De todas as maneiras pelas quais um relacionamento pode terminar, um desacordo fundamental sobre uma obra de arte é, em alguns aspectos, extremamente bobo. Mas, no entanto, um filme ou livro que expõe uma ruptura irreparável num amor que talvez não fosse tão compatível, tão simbiótico ou tão afetuoso como se poderia pensar é, ou pode ser de alguma forma, uma razão tão boa a outra. Talvez até, eventualmente, forneça uma história engraçada.
Outra forma, mais dolorosa, de um relacionamento terminar é com uma das partes caindo do telhado de uma casa para a morte, seguida de um humilhante julgamento público para determinar a culpa ou inocência da outra, como acontece em Anatomia de uma Queda. E parece que Anatomia de uma Queda pode ser o novo teste decisivo para os relacionamentos modernos. Mas, do meu ponto de vista, este é um assunto que vale o(s) debate(s) que provoca.
Sandra Hüller, a atriz alemã conhecida pelo filme Toni Erdmann e, em breve, A Zona de Interesse, é Sandra, uma escritora que mora em um chalé nos Alpes franceses com o marido, Samuel (Samuel Theis), e com o filho, Daniel (Milo Machado Graner) tem 11 anos. Triet coloca o público em um ambiente tenso e estressante, apresentando-nos Sandra no meio de uma entrevista com uma estudante de graduação, Zoé (Camille Rutherford) uma mulher, que se tornará significativa mais tarde. Sandra está um pouco irritada e bebe uma taça de vinho tinto enquanto desvia as perguntas do entrevistador. É difícil focar no que eles estão dizendo, no entanto, pois uma versão instrumental de P.I.M.P. de 50 Cent ressoa pela casa em um ciclo ensurdecedor, constante e enlouquecedor. Por escolha de Samuel, aparentemente.
A aluno sai, Sandra se despede de uma varanda, 50 Cent ainda torando, o copo de vinho tinto ainda na mão e Daniel, que é cego, sai para passear com seu cachorro, Snoop. Ele retorna e encontra seu pai caído do lado de fora, morto e sangrando. O advogado de Sandra, Vincent (Swann Arlaud, uma presença calmante), analisa posteriormente a trajetória da queda e considera a causa da morte “inconclusiva”.
“Pare”, diz Sandra. “Eu não o matei.”
“Esse não é o ponto”, responde Vincent.
É uma breve troca que poderia resumir o filme de 150 minutos, que é um policial inteligentemente construído e totalmente envolvente, um thriller de tribunal, um drama de casamento e, em alguns pontos, uma sátira. Isto não é realmente uma lágrima, mas um desmantelamento visceral de uma vida que está acontecendo na sequência de uma tragédia ou de um assassinato. De qualquer forma, é desconfortável assistir o defensor perspicaz e impiedoso de Samuel (Antoine Reinartz) interrogar Sandra sobre seus problemas conjugais e por que, em sua opinião, isso a torna uma provável suspeita. Ela também é acusada de fazer isso para obter material para seus livros.

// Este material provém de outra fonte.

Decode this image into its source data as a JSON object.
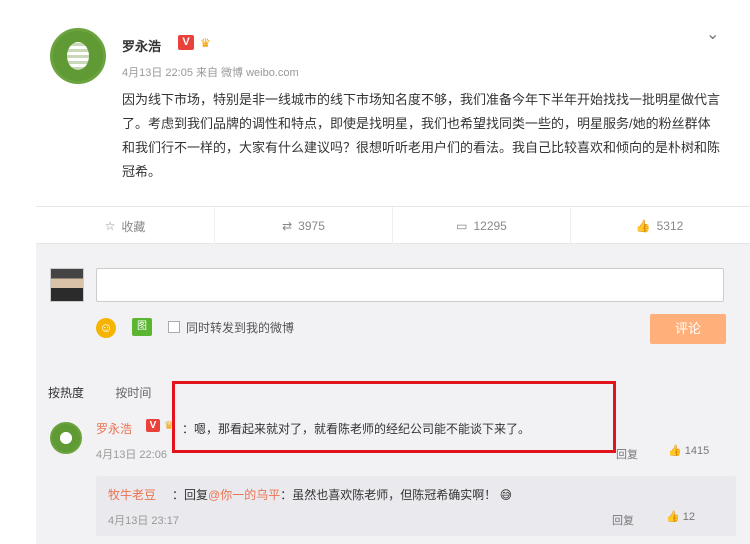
{
  "post": {
    "author": "罗永浩",
    "v_badge": "V",
    "crown_icon": "crown-icon",
    "meta": "4月13日 22:05 来自 微博 weibo.com",
    "text": "因为线下市场，特别是非一线城市的线下市场知名度不够，我们准备今年下半年开始找找一批明星做代言了。考虑到我们品牌的调性和特点，即使是找明星，我们也希望找同类一些的，明星服务/她的粉丝群体和我们行不一样的，大家有什么建议吗？很想听听老用户们的看法。我自己比较喜欢和倾向的是朴树和陈冠希。"
  },
  "actions": {
    "favorite_label": "收藏",
    "repost_count": "3975",
    "comment_count": "12295",
    "like_count": "5312"
  },
  "composer": {
    "placeholder": "",
    "repost_option": "同时转发到我的微博",
    "submit_label": "评论",
    "image_label": "图"
  },
  "sort_tabs": {
    "hot": "按热度",
    "time": "按时间"
  },
  "comment": {
    "author": "罗永浩",
    "v_badge": "V",
    "text": "：嗯，那看起来就对了，就看陈老师的经纪公司能不能谈下来了。",
    "time": "4月13日 22:06",
    "reply_label": "回复",
    "like_count": "1415"
  },
  "reply": {
    "author": "牧牛老豆",
    "prefix": "：回复",
    "mention": "@你一的乌平",
    "text": "：虽然也喜欢陈老师，但陈冠希确实啊！",
    "time": "4月13日 23:17",
    "reply_label": "回复",
    "like_count": "12"
  },
  "colors": {
    "highlight": "#e3141b",
    "username": "#eb7350",
    "submit": "#ffb07a"
  }
}
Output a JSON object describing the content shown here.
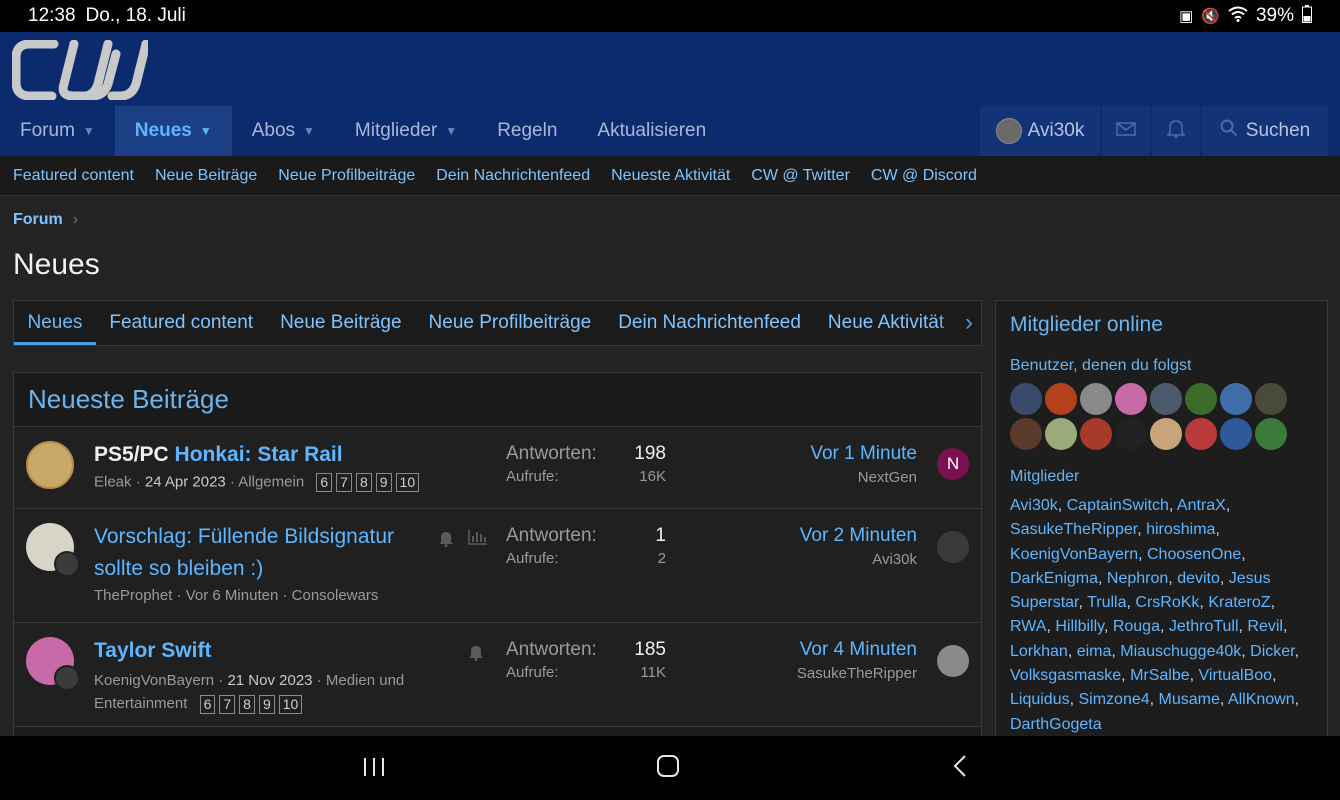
{
  "status_bar": {
    "time": "12:38",
    "date": "Do., 18. Juli",
    "battery": "39%"
  },
  "header": {
    "nav": [
      {
        "label": "Forum",
        "has_caret": true,
        "active": false
      },
      {
        "label": "Neues",
        "has_caret": true,
        "active": true
      },
      {
        "label": "Abos",
        "has_caret": true,
        "active": false
      },
      {
        "label": "Mitglieder",
        "has_caret": true,
        "active": false
      },
      {
        "label": "Regeln",
        "has_caret": false,
        "active": false
      },
      {
        "label": "Aktualisieren",
        "has_caret": false,
        "active": false
      }
    ],
    "username": "Avi30k",
    "search_label": "Suchen"
  },
  "subnav": [
    "Featured content",
    "Neue Beiträge",
    "Neue Profilbeiträge",
    "Dein Nachrichtenfeed",
    "Neueste Aktivität",
    "CW @ Twitter",
    "CW @ Discord"
  ],
  "breadcrumb": "Forum",
  "page_title": "Neues",
  "tabs": [
    "Neues",
    "Featured content",
    "Neue Beiträge",
    "Neue Profilbeiträge",
    "Dein Nachrichtenfeed",
    "Neue Aktivität"
  ],
  "posts": {
    "heading": "Neueste Beiträge",
    "replies_label": "Antworten:",
    "views_label": "Aufrufe:",
    "rows": [
      {
        "prefix": "PS5/PC",
        "title": "Honkai: Star Rail",
        "author": "Eleak",
        "date": "24 Apr 2023",
        "forum": "Allgemein",
        "pages": [
          "6",
          "7",
          "8",
          "9",
          "10"
        ],
        "replies": "198",
        "views": "16K",
        "latest_when": "Vor 1 Minute",
        "latest_user": "NextGen",
        "latest_initial": "N"
      },
      {
        "prefix": "",
        "title": "Vorschlag: Füllende Bildsignatur sollte so bleiben :)",
        "title_line1": "Vorschlag: Füllende Bildsignatur",
        "title_line2": "sollte so bleiben :)",
        "author": "TheProphet",
        "date": "Vor 6 Minuten",
        "forum": "Consolewars",
        "pages": [],
        "replies": "1",
        "views": "2",
        "latest_when": "Vor 2 Minuten",
        "latest_user": "Avi30k",
        "latest_initial": ""
      },
      {
        "prefix": "",
        "title": "Taylor Swift",
        "author": "KoenigVonBayern",
        "date": "21 Nov 2023",
        "forum": "Medien und Entertainment",
        "forum_line1": "Medien und",
        "forum_line2": "Entertainment",
        "pages": [
          "6",
          "7",
          "8",
          "9",
          "10"
        ],
        "replies": "185",
        "views": "11K",
        "latest_when": "Vor 4 Minuten",
        "latest_user": "SasukeTheRipper",
        "latest_initial": ""
      }
    ]
  },
  "sidebar": {
    "title": "Mitglieder online",
    "followed_label": "Benutzer, denen du folgst",
    "followed_colors": [
      "#3a4a6a",
      "#b3411c",
      "#8a8a8a",
      "#c86aa8",
      "#4a5a6a",
      "#3d6b2a",
      "#3f6fa8",
      "#4a4a3a",
      "#5a3a2a",
      "#9aaa7a",
      "#a83a2a",
      "#222222",
      "#c8a47a",
      "#b83a3a",
      "#2f5a9a",
      "#3a7a3a"
    ],
    "members_label": "Mitglieder",
    "members": [
      "Avi30k",
      "CaptainSwitch",
      "AntraX",
      "SasukeTheRipper",
      "hiroshima",
      "KoenigVonBayern",
      "ChoosenOne",
      "DarkEnigma",
      "Nephron",
      "devito",
      "Jesus Superstar",
      "Trulla",
      "CrsRoKk",
      "KraterоZ",
      "RWA",
      "Hillbilly",
      "Rouga",
      "JethroTull",
      "Revil",
      "Lorkhan",
      "eima",
      "Miauschugge40k",
      "Dicker",
      "Volksgasmaske",
      "MrSalbe",
      "VirtualBoo",
      "Liquidus",
      "Simzone4",
      "Musame",
      "AllKnown",
      "DarthGogeta"
    ]
  },
  "colors": {
    "header_bg": "#0c2a6e",
    "accent": "#5db6ff",
    "page_bg": "#232323"
  },
  "icons": {
    "notify": "bell-icon",
    "stats": "bar-chart-icon",
    "mail": "envelope-icon",
    "alerts": "bell-icon",
    "search": "search-icon",
    "next": "chevron-right-icon"
  }
}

Hüller faz o público se contorcer junto com ela enquanto ela joga o jogo complicado de saber quando aceitar os insultos e quando reagir (sem parecer “desagradável”, é claro), e ela está fazendo tudo isso em duas línguas que não são o próprias do personagem (francês e inglês). É exaustivo, esclarecedor e estimulante ser lembrado da misoginia internalizada que ainda existe e até prospera em casamentos que parecem evoluídos e iguais no papel. Mas é difícil reagir quando as partes conseguem esconder a sua própria culpabilidade por trás do discurso terapêutico.
Para Daniel, o julgamento e o seu papel nele desenrolam-se como um processo de divórcio cruel, no qual os personagens dos seus pais são dissecados e aniquilados. Ele testemunha suas brigas, suas infidelidades, suas inseguranças e todo tipo de especulação feita por promotores, terapeutas e juízes sobre os assuntos privados deste casal, cujas complexidades são grandes demais para uma criança sobrecarregada com a perda de um dos pais. e a possível prisão de outro.
E, claro, Samuel é incapaz de falar por si mesmo – pelo menos não. Seu terapeuta tem alguns insights e suposições, seu advogado tem muitos, e há um argumento brutal que todos nós também temos conhecimento, já que ele mesmo o registrou em segredo para inspirar seus próprios escritos. Para alguns públicos, esta pode ser a maior e mais flagrante injustiça de todas, revestindo tudo com uma incerteza que nunca será resolvida. A certa altura, você pode até esquecer que está assistindo a um julgamento de assassinato.
Anatomia de uma Queda pode não ser um filme com muitas respostas concretas, em última análise, mas as verdades que revela são irrefutáveis.
5 pipocas!
Disponível no Star+ no dia 9 de fevereiro.